I covered my face again with my palms. She was quiet for a long moment. I was hoping she might just turn away and leave me alone, but she had come to take control of my life again. I was positive it gave her great pleasure to determine my future the same way she determined everyone else's in the family, even though she despised me and didn't want to consider me a member of the family.
"You can't return to the school," she began, "and you can't return to Agnes Morris's residence. I certainly don't want you back at the hotel. Can you imagine the embarrassment you would bring to us, parading about the building and grounds with your stomach out a mile?"
"What do you want?" I finally asked, lowering my hands in defeat.
"What I want I can't get, so I will settle for what must be. The story will be given out that you've been injured far worse than you actually were. You're being taken to a rehabilitation center. That's dramatic enough to satisfy the curious at your school.
"In reality, you will leave here tomorrow and be taken to live with my sisters, Emily and Charlotte Booth, until you give birth. After that we'll see," she said.
"Where do your sisters live?" I asked.
"Not that it should matter to you, they live in Virginia, about twenty miles east of Lynchburg in what was my father's home, an old plantation called The Meadows. My sisters have been told of your arrival and your condition. I have arranged for a car to take you to the airport. When you arrive in Lynchburg, there will be a driver waiting to take you to The Meadows."

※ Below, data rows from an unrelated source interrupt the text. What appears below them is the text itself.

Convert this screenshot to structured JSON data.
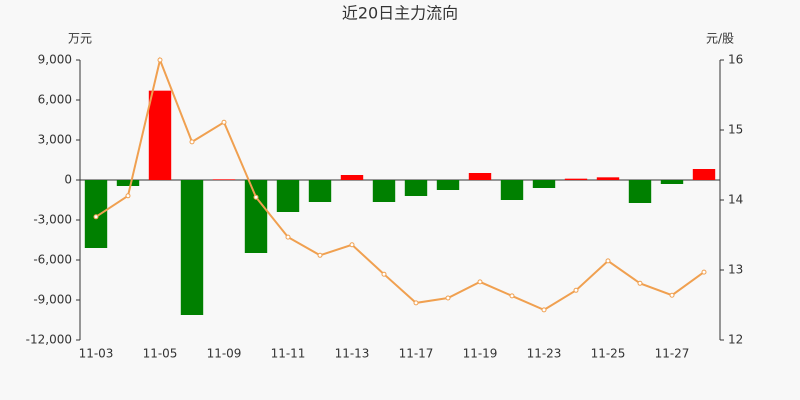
{
  "chart_data": {
    "type": "bar",
    "title": "近20日主力流向",
    "y_unit": "万元",
    "y2_unit": "元/股",
    "categories": [
      "11-03",
      null,
      "11-05",
      null,
      "11-09",
      null,
      "11-11",
      null,
      "11-13",
      null,
      "11-17",
      null,
      "11-19",
      null,
      "11-23",
      null,
      "11-25",
      null,
      "11-27",
      null
    ],
    "series": [
      {
        "type": "bar",
        "color_up": "#ff0000",
        "color_down": "#008000",
        "values": [
          -5100,
          -450,
          6700,
          -10125,
          50,
          -5475,
          -2400,
          -1650,
          375,
          -1650,
          -1200,
          -750,
          525,
          -1500,
          -600,
          100,
          200,
          -1725,
          -300,
          825
        ]
      },
      {
        "type": "line",
        "axis": "y2",
        "color": "#f0a050",
        "values": [
          13.76,
          14.06,
          16.0,
          14.83,
          15.11,
          14.04,
          13.47,
          13.21,
          13.36,
          12.94,
          12.53,
          12.6,
          12.83,
          12.63,
          12.43,
          12.71,
          13.13,
          12.81,
          12.64,
          12.97
        ]
      }
    ],
    "ylim": [
      -12000,
      9000
    ],
    "yticks": [
      {
        "value": -12000,
        "label": "-12,000"
      },
      {
        "value": -9000,
        "label": "-9,000"
      },
      {
        "value": -6000,
        "label": "-6,000"
      },
      {
        "value": -3000,
        "label": "-3,000"
      },
      0,
      {
        "value": 3000,
        "label": "3,000"
      },
      {
        "value": 6000,
        "label": "6,000"
      },
      {
        "value": 9000,
        "label": "9,000"
      }
    ],
    "y2lim": [
      12,
      16
    ],
    "y2ticks": [
      12,
      13,
      14,
      15,
      16
    ]
  }
}
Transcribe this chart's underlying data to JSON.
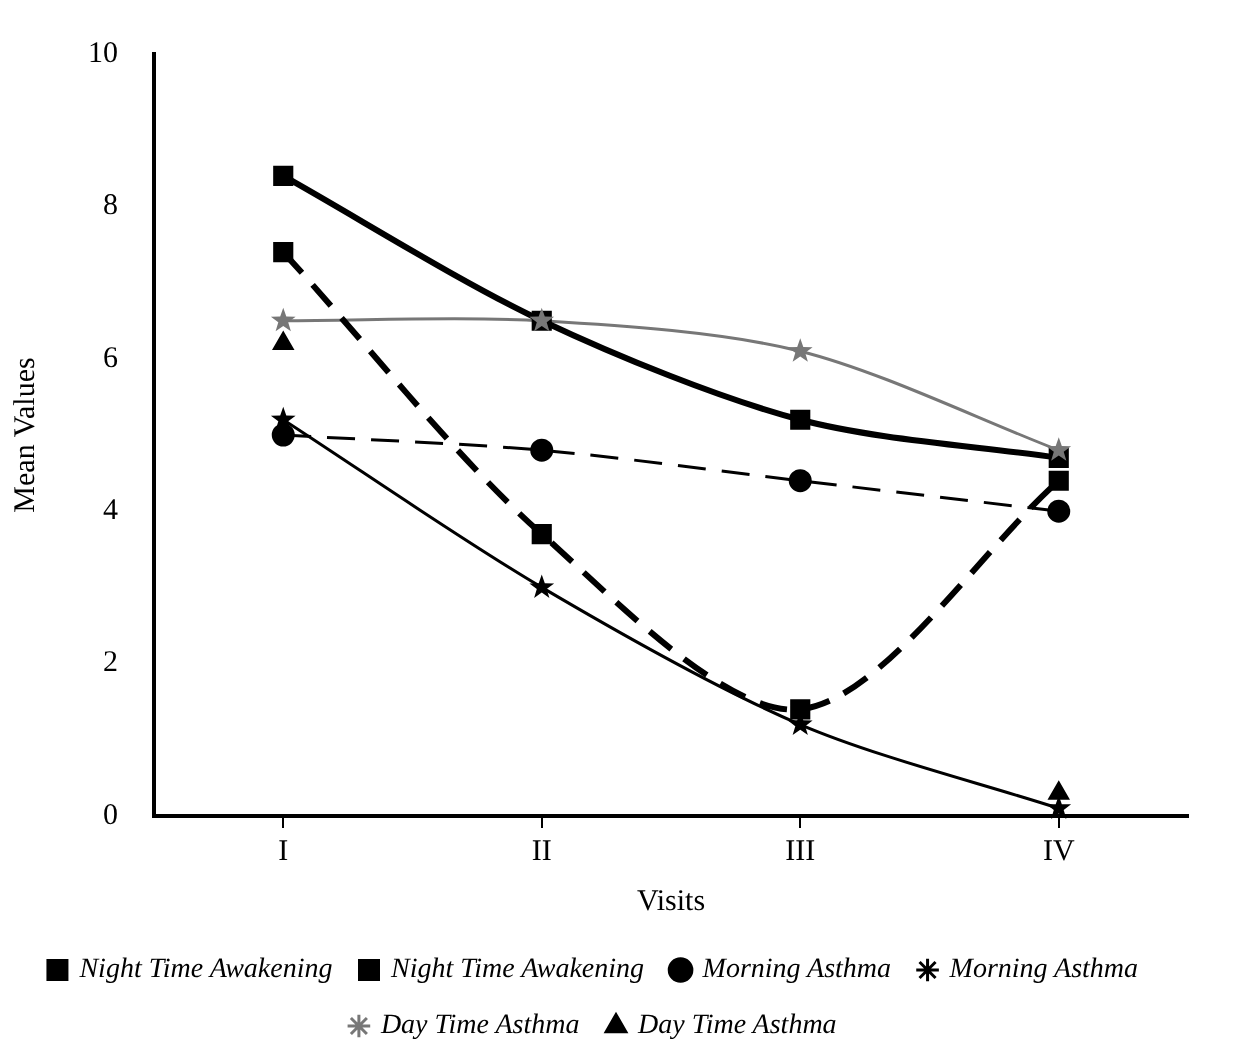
{
  "chart_data": {
    "type": "line",
    "xlabel": "Visits",
    "ylabel": "Mean Values",
    "categories": [
      "I",
      "II",
      "III",
      "IV"
    ],
    "ylim": [
      0,
      10
    ],
    "yticks": [
      0,
      2,
      4,
      6,
      8,
      10
    ],
    "grid": false,
    "legend": "bottom",
    "series": [
      {
        "name": "Night Time Awakening",
        "color": "#000000",
        "values": [
          8.4,
          6.5,
          5.2,
          4.7
        ],
        "marker": "square",
        "line_style": "solid"
      },
      {
        "name": "Night Time Awakening",
        "color": "#000000",
        "values": [
          7.4,
          3.7,
          1.4,
          4.4
        ],
        "marker": "square",
        "line_style": "dashed"
      },
      {
        "name": "Morning Asthma",
        "color": "#000000",
        "values": [
          5.0,
          4.8,
          4.4,
          4.0
        ],
        "marker": "circle",
        "line_style": "dashed"
      },
      {
        "name": "Morning Asthma",
        "color": "#000000",
        "values": [
          5.2,
          3.0,
          1.2,
          0.1
        ],
        "marker": "star",
        "line_style": "solid"
      },
      {
        "name": "Day Time Asthma",
        "color": "#777777",
        "values": [
          6.5,
          6.5,
          6.1,
          4.8
        ],
        "marker": "star",
        "line_style": "solid"
      },
      {
        "name": "Day Time Asthma",
        "color": "#000000",
        "type": "scatter",
        "values": [
          6.2,
          null,
          null,
          0.3
        ],
        "marker": "triangle"
      }
    ]
  }
}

"But what about my things back at Agnes's house?" I cried.
"She'll get your things together and see that they're shipped out. You can't imagine how anxious she is to get rid of any trace of you."
"No wonder, the way you poisoned her against me with your letter of lies," I spat out vehemently.

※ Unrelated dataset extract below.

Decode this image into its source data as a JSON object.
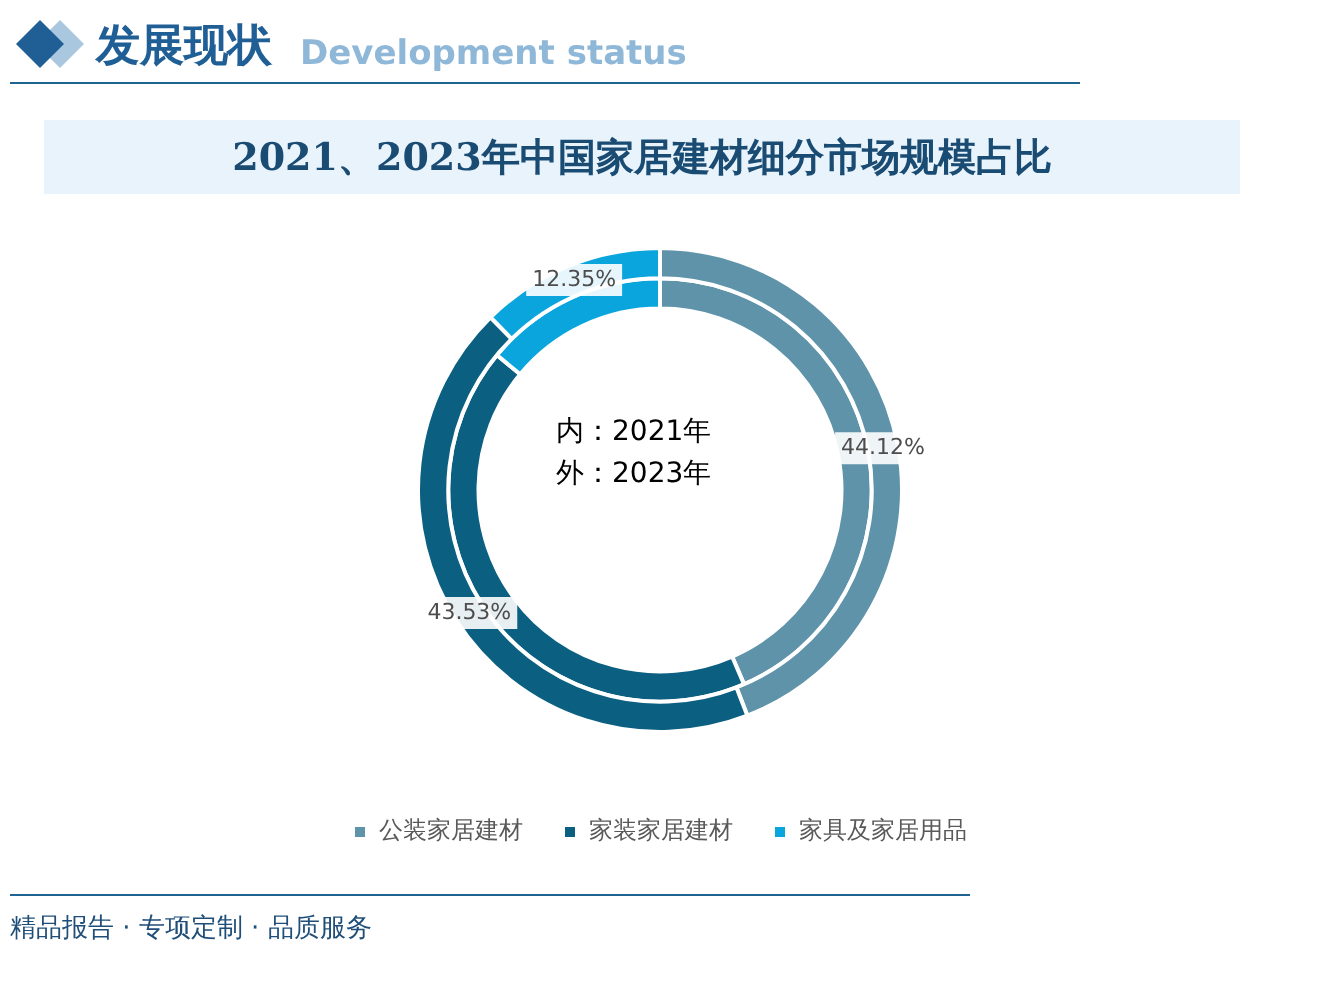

"Apparently, that letter of lies, as you put it, was quite prophetic," she replied proudly. "Anyway, your fling here has ended."
"But there are people I want to say goodbye to . . . Mrs. Liddy . . ."

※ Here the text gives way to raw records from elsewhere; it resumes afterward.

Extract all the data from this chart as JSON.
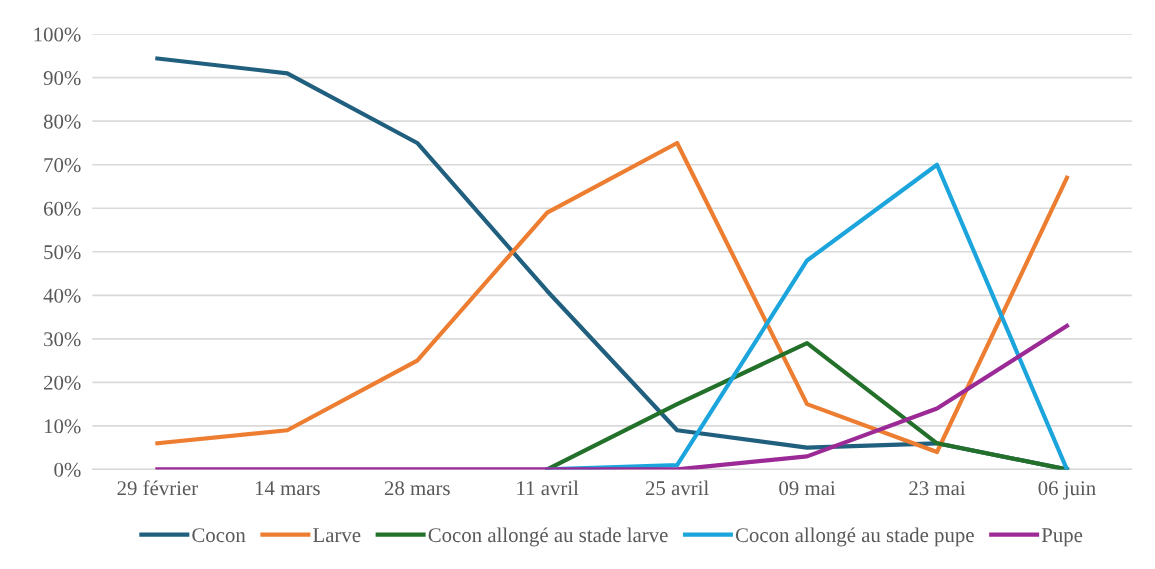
{
  "chart_data": {
    "type": "line",
    "categories": [
      "29 février",
      "14 mars",
      "28 mars",
      "11 avril",
      "25 avril",
      "09 mai",
      "23 mai",
      "06 juin"
    ],
    "series": [
      {
        "name": "Cocon",
        "color": "#215f7f",
        "values": [
          94.4,
          91,
          75,
          41,
          9,
          5,
          6,
          0
        ]
      },
      {
        "name": "Larve",
        "color": "#ed7d31",
        "values": [
          6,
          9,
          25,
          59,
          75,
          15,
          4,
          67
        ]
      },
      {
        "name": "Cocon allongé au stade larve",
        "color": "#23702a",
        "values": [
          null,
          null,
          null,
          0,
          15,
          29,
          6,
          0
        ]
      },
      {
        "name": "Cocon allongé au stade pupe",
        "color": "#1ba5dc",
        "values": [
          null,
          null,
          null,
          0,
          1,
          48,
          70,
          0
        ]
      },
      {
        "name": "Pupe",
        "color": "#9b2a96",
        "values": [
          0,
          0,
          0,
          0,
          0,
          3,
          14,
          33
        ]
      }
    ],
    "ylim": [
      0,
      100
    ],
    "yticks": [
      {
        "value": 0,
        "label": "0%"
      },
      {
        "value": 10,
        "label": "10%"
      },
      {
        "value": 20,
        "label": "20%"
      },
      {
        "value": 30,
        "label": "30%"
      },
      {
        "value": 40,
        "label": "40%"
      },
      {
        "value": 50,
        "label": "50%"
      },
      {
        "value": 60,
        "label": "60%"
      },
      {
        "value": 70,
        "label": "70%"
      },
      {
        "value": 80,
        "label": "80%"
      },
      {
        "value": 90,
        "label": "90%"
      },
      {
        "value": 100,
        "label": "100%"
      }
    ],
    "grid": "y",
    "legend": "bottom",
    "marker": "none",
    "line_style": "solid"
  }
}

"We're trying to salvage some dignity from this situation," she snapped. "I don't want you seen gallivanting about when you're supposed to be injured and off to a rehabilitation center."
"People will know it's not true!" I moaned.
"Decent people will not challenge the story I give out," sh
e replied with icy assurance. "The school authorities have already been informed," she added, demonstrating how quickly and efficiently she could take control of my life.
But what was I to do? Where could I go? I was pregnant and essentially penniless. I certainly couldn't run to Daddy Longchamp, not now that he had a new wife and was expecting a new child.
"Your mother," she said, pronouncing "Mother" as if it were a profanity, "has been told about your accomplishments. Naturally, it has put her into one of her states of hysteria." She laughed. "She's even had her doctor, the tenth or eleventh, I can't keep track anymore, put one of those things into her arms," she said, pointing to the I.V. stand in the corner of my room. "She claims she can't eat, can't swallow. She has a nurse around the clock.
"And all because of you. So, I wouldn't bother trying to call her to ask her to help you. She can't help herself. But," Grandmother Cutler added, "there's really nothing new about that."
I saw the smile of satisfaction around her gray eyes.
"Why do you hate her so?" I asked. Somehow I thought it was more than only her love affair with an itinerant singer. Anyway, that was long over and my mother was still married to Grandmother Cutler's son and had given birth to two of her grandchildren.